OK.  This will be last of this.  But.  Kate reminded me of her surgery on June 30th.  Which preceded preparation for and the arrival and stay of Jon, Jen, Ruth and Gabe followed then, as I said yesterday, by our too inclusive preparations for the Woollys. No wonder I wore out yesterday.  Let my prop it up and keep going inner coach have the day off.  Better rested and more clear-eyed today.  Ready for ancient Rome.

These two paragraphs came my way in the last two days.  Their conjunction speaks for itself.

“Speaking of heat, NOAA reports that June was the hottest  month in recorded history, worldwide. That is the fourth
month in a row of record warmth for planet Earth. June also marked the 304th consecutive month “with a global temperature above the 20th century average.” The last month with below-normal temperature worldwide? February, 1985. 2010
temperatures from January to June were the warmest ever recorded for both land and ocean temperatures, worldwide. Stay tuned.”
Check out Paul’s blog startribune.com/pauldouglas

(I imagine it’s photoshopped, but still…)

Mark Odegard found this quote in a book he’s reading about walking with caribou:

Henry Beston in the beginning of book.

“We need another and a wiser and perhaps a more mystical concept of wild animals. Remote from universal nature and living by complicated artifice, man in civilization surveys the creatures through the glass of knowledge and sees thereby a feather magnified and the whole image in distortion. We patronize them for their incompleteness, for their tragic fate for having taken a form so far below ourselves. And therein we err, greatly err, For the animal shall not be measured by man, In a world older and more complex than ours, they move finished and complete, gifted with extensions of the senses we have lost or never attained, living by voices we shall never hear.
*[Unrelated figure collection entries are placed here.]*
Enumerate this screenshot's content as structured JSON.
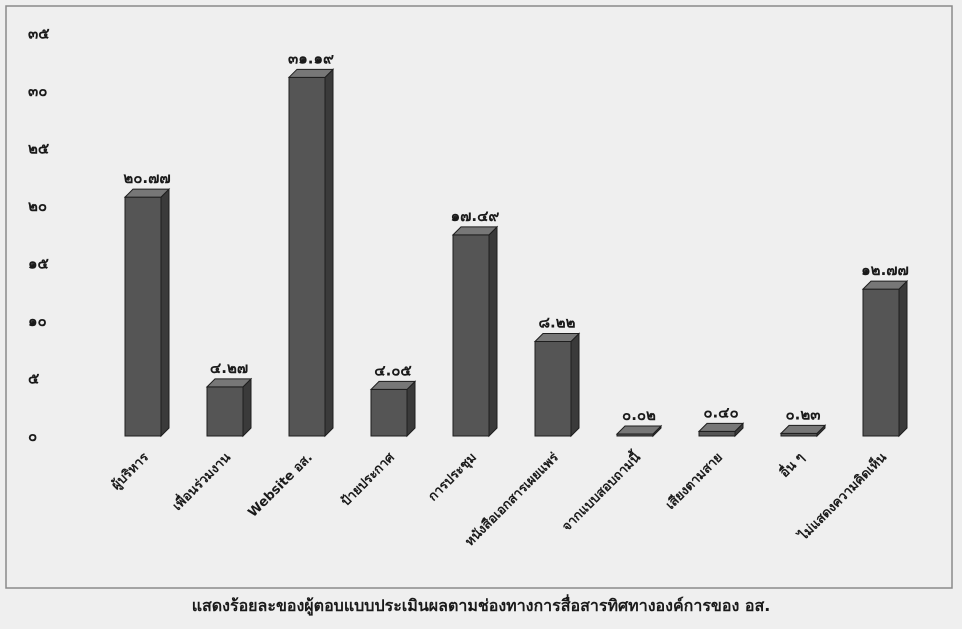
{
  "chart_data": {
    "type": "bar",
    "title": "แสดงร้อยละของผู้ตอบแบบประเมินผลตามช่องทางการสื่อสารทิศทางองค์การของ อส.",
    "categories": [
      "ผู้บริหาร",
      "เพื่อนร่วมงาน",
      "Website อส.",
      "ป้ายประกาศ",
      "การประชุม",
      "หนังสือเอกสารเผยแพร่",
      "จากแบบสอบถามนี้",
      "เสียงตามสาย",
      "อื่น ๆ",
      "ไม่แสดงความคิดเห็น"
    ],
    "values": [
      20.77,
      4.27,
      31.19,
      4.05,
      17.49,
      8.22,
      0.02,
      0.4,
      0.23,
      12.77
    ],
    "value_labels": [
      "๒๐.๗๗",
      "๔.๒๗",
      "๓๑.๑๙",
      "๔.๐๕",
      "๑๗.๔๙",
      "๘.๒๒",
      "๐.๐๒",
      "๐.๔๐",
      "๐.๒๓",
      "๑๒.๗๗"
    ],
    "yticks": [
      0,
      5,
      10,
      15,
      20,
      25,
      30,
      35
    ],
    "ytick_labels": [
      "๐",
      "๕",
      "๑๐",
      "๑๕",
      "๒๐",
      "๒๕",
      "๓๐",
      "๓๕"
    ],
    "ylim": [
      0,
      35
    ],
    "grid": false,
    "legend": "none",
    "bar_color": "#555555"
  }
}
They are not brethrern, they are not underlings; they are other nations, caught with ourselves in the net of life and time, fellow prisoners of the splendour and travail of the earth.”

A Snap. No, Really.

Summer                                             Waxing Grandchildren Moon

Started the morning with my favorite kind of work, mechanical.  Question:  how to get the mower deck off the lawn tractor.  It is, I recall the salesman saying 14 years ago, “A snap.”  Well, he should have been here.  Nuts and bolts, screws and hammers don’t respond well to my ministrations.  If it can be done the easy way–a snap–and the hard way–my way–guess which I end up pursuing?  Yep.  Same deal with the bagger.  So easy.  Hmmm.  The best that can be said is that, in the end, I figured out that the easy way was also the only way to get them off, but it took a good while to realize that.  Plus some words I wouldn’t use in a polite blog.
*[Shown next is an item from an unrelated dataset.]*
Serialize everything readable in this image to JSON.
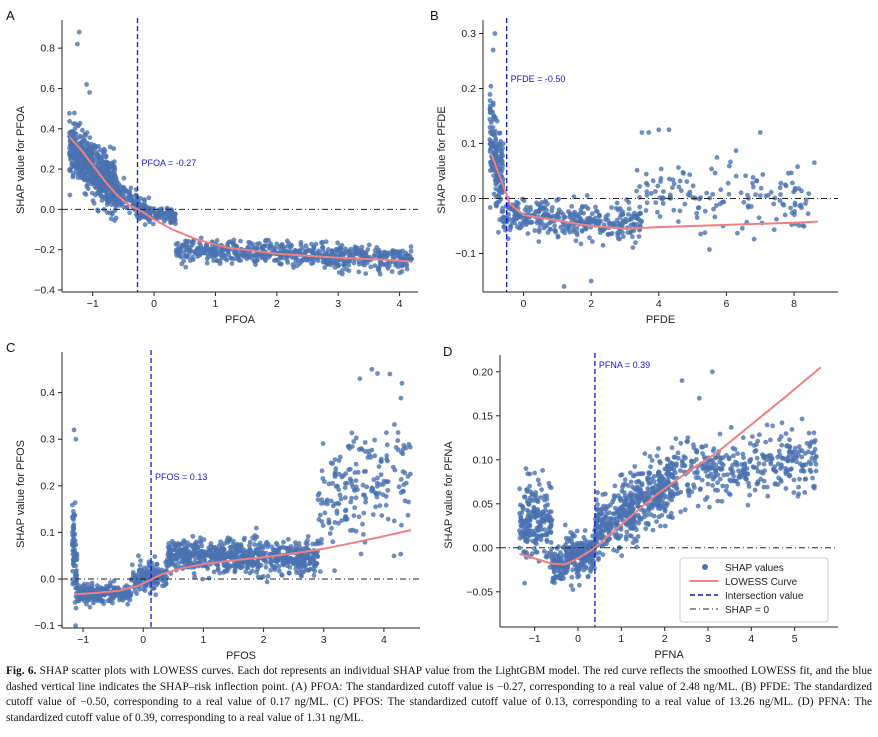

After that, hooking up the new wagon to our 15 year old Simplicity was a snap.  No, really.  One cotter pin, insert bolt through wagon tongue and tractor hitch and away we went to the 5 cubic yards of shredded mulch.  A few pitchfork moves later I was back in the front yard delivering shredded bark to Kate who toiled away in the vineyards (literally) of our long untended front flower patches.
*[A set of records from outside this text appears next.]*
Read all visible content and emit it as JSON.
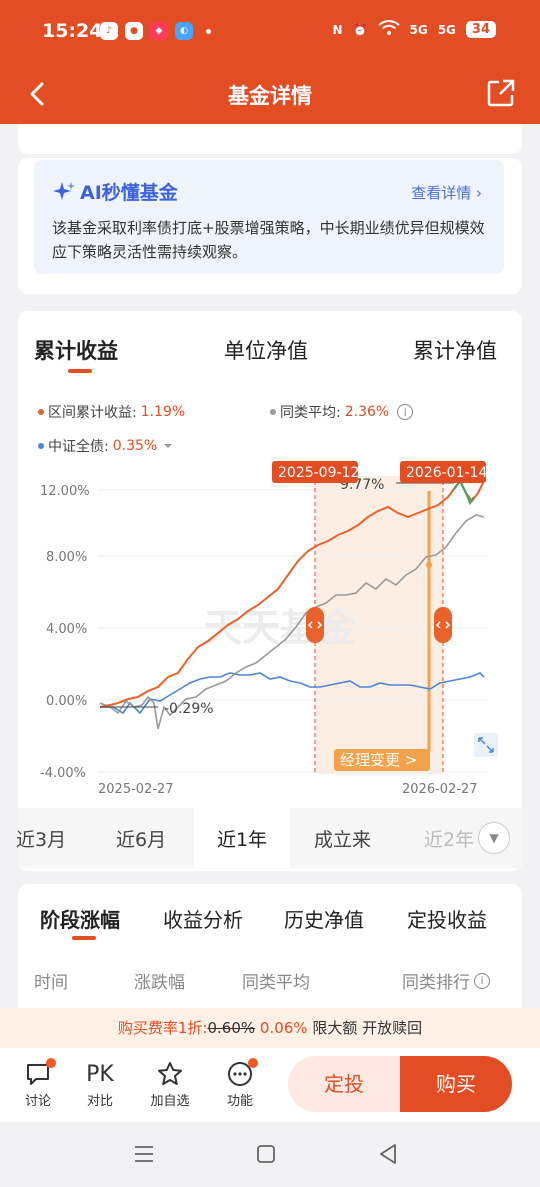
{
  "status": {
    "time": "15:24",
    "battery": "34",
    "net1": "5G",
    "net2": "5G"
  },
  "header": {
    "title": "基金详情"
  },
  "ai": {
    "title": "AI秒懂基金",
    "link": "查看详情 ›",
    "desc": "该基金采取利率债打底+股票增强策略，中长期业绩优异但规模效应下策略灵活性需持续观察。"
  },
  "chart_tabs": [
    "累计收益",
    "单位净值",
    "累计净值"
  ],
  "legend": {
    "fund_label": "区间累计收益:",
    "fund_value": "1.19%",
    "peer_label": "同类平均:",
    "peer_value": "2.36%",
    "index_label": "中证全债:",
    "index_value": "0.35%"
  },
  "chart_data": {
    "type": "line",
    "y_ticks": [
      "12.00%",
      "8.00%",
      "4.00%",
      "0.00%",
      "-4.00%"
    ],
    "ylim": [
      -4,
      12
    ],
    "x_start": "2025-02-27",
    "x_end": "2026-02-27",
    "markers": [
      "2025-09-12",
      "2026-01-14"
    ],
    "annotations": {
      "max": "9.77%",
      "min": "-0.29%",
      "manager_change": "经理变更 >"
    },
    "watermark": "天天基金",
    "colors": {
      "fund": "#e8622c",
      "peer": "#9a9a9a",
      "index": "#4a86d8"
    }
  },
  "periods": [
    "近3月",
    "近6月",
    "近1年",
    "成立来",
    "近2年"
  ],
  "stage_tabs": [
    "阶段涨幅",
    "收益分析",
    "历史净值",
    "定投收益"
  ],
  "stage_columns": [
    "时间",
    "涨跌幅",
    "同类平均",
    "同类排行"
  ],
  "fee": {
    "prefix": "购买费率1折:",
    "original": "0.60%",
    "discount": "0.06%",
    "suffix": "限大额 开放赎回"
  },
  "bottom": {
    "discuss": "讨论",
    "pk": "PK",
    "compare": "对比",
    "watch": "加自选",
    "func": "功能",
    "invest": "定投",
    "buy": "购买"
  }
}
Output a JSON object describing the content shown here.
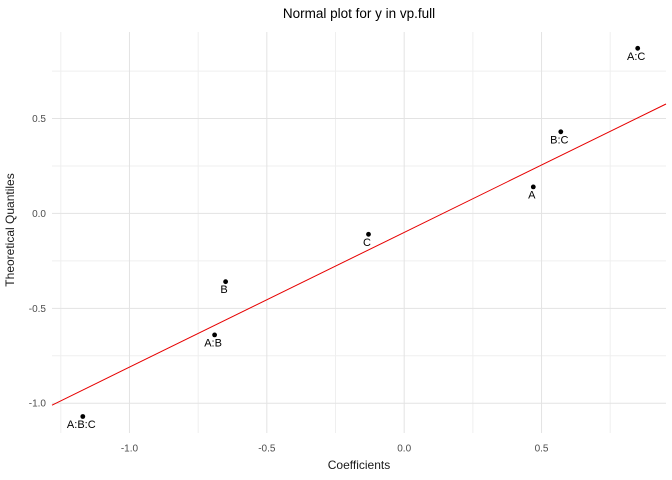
{
  "chart_data": {
    "type": "scatter",
    "title": "Normal plot for y in vp.full",
    "xlabel": "Coefficients",
    "ylabel": "Theoretical Quantiles",
    "xlim": [
      -1.282,
      0.953
    ],
    "ylim": [
      -1.157,
      0.956
    ],
    "x_major_ticks": [
      -1.0,
      -0.5,
      0.0,
      0.5
    ],
    "x_minor_ticks": [
      -1.25,
      -0.75,
      -0.25,
      0.25,
      0.75
    ],
    "y_major_ticks": [
      0.5,
      0.0,
      -0.5,
      -1.0
    ],
    "y_minor_ticks": [
      0.75,
      0.25,
      -0.25,
      -0.75
    ],
    "grid": true,
    "legend": false,
    "points": [
      {
        "label": "A:B:C",
        "x": -1.17,
        "y": -1.07
      },
      {
        "label": "A:B",
        "x": -0.69,
        "y": -0.64
      },
      {
        "label": "B",
        "x": -0.65,
        "y": -0.36
      },
      {
        "label": "C",
        "x": -0.13,
        "y": -0.11
      },
      {
        "label": "A",
        "x": 0.47,
        "y": 0.14
      },
      {
        "label": "B:C",
        "x": 0.57,
        "y": 0.43
      },
      {
        "label": "A:C",
        "x": 0.85,
        "y": 0.87
      }
    ],
    "reference_line": {
      "slope": 0.71,
      "intercept": -0.1
    },
    "colors": {
      "background": "#ffffff",
      "reference_line": "#e60000",
      "grid_major": "#e3e3e3",
      "grid_minor": "#efefef",
      "point": "#000000",
      "tick_label": "#4d4d4d",
      "axis_title": "#1a1a1a",
      "title": "#000000"
    }
  }
}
Much better than the wheel barrow method I’ve used all these years.  I took the weeds back to the woods and put them in their very own pile.  Nice.

After the nap I’ve spent time recovering wooden steps and slabs from eroded sand, sweeping, piling, that sort of thing.  It’s hot, but not too bad outside.

All this in service of the upcoming Woolly Mammoth meeting.  We have visitors out here twice a year and this year they came within two weeks of each other.  Great planning on our (my) part.  Well, I shouldn’t say in service of the meeting.  This work really prompts us to do things we’ve neglected over this year and they’ll stay done for a while.  One of the many positive functions of friends.

More meeting related work later on, too.  Groceries.  Start cooking. (helping Kate) Cleaning furniture.  Those sorts.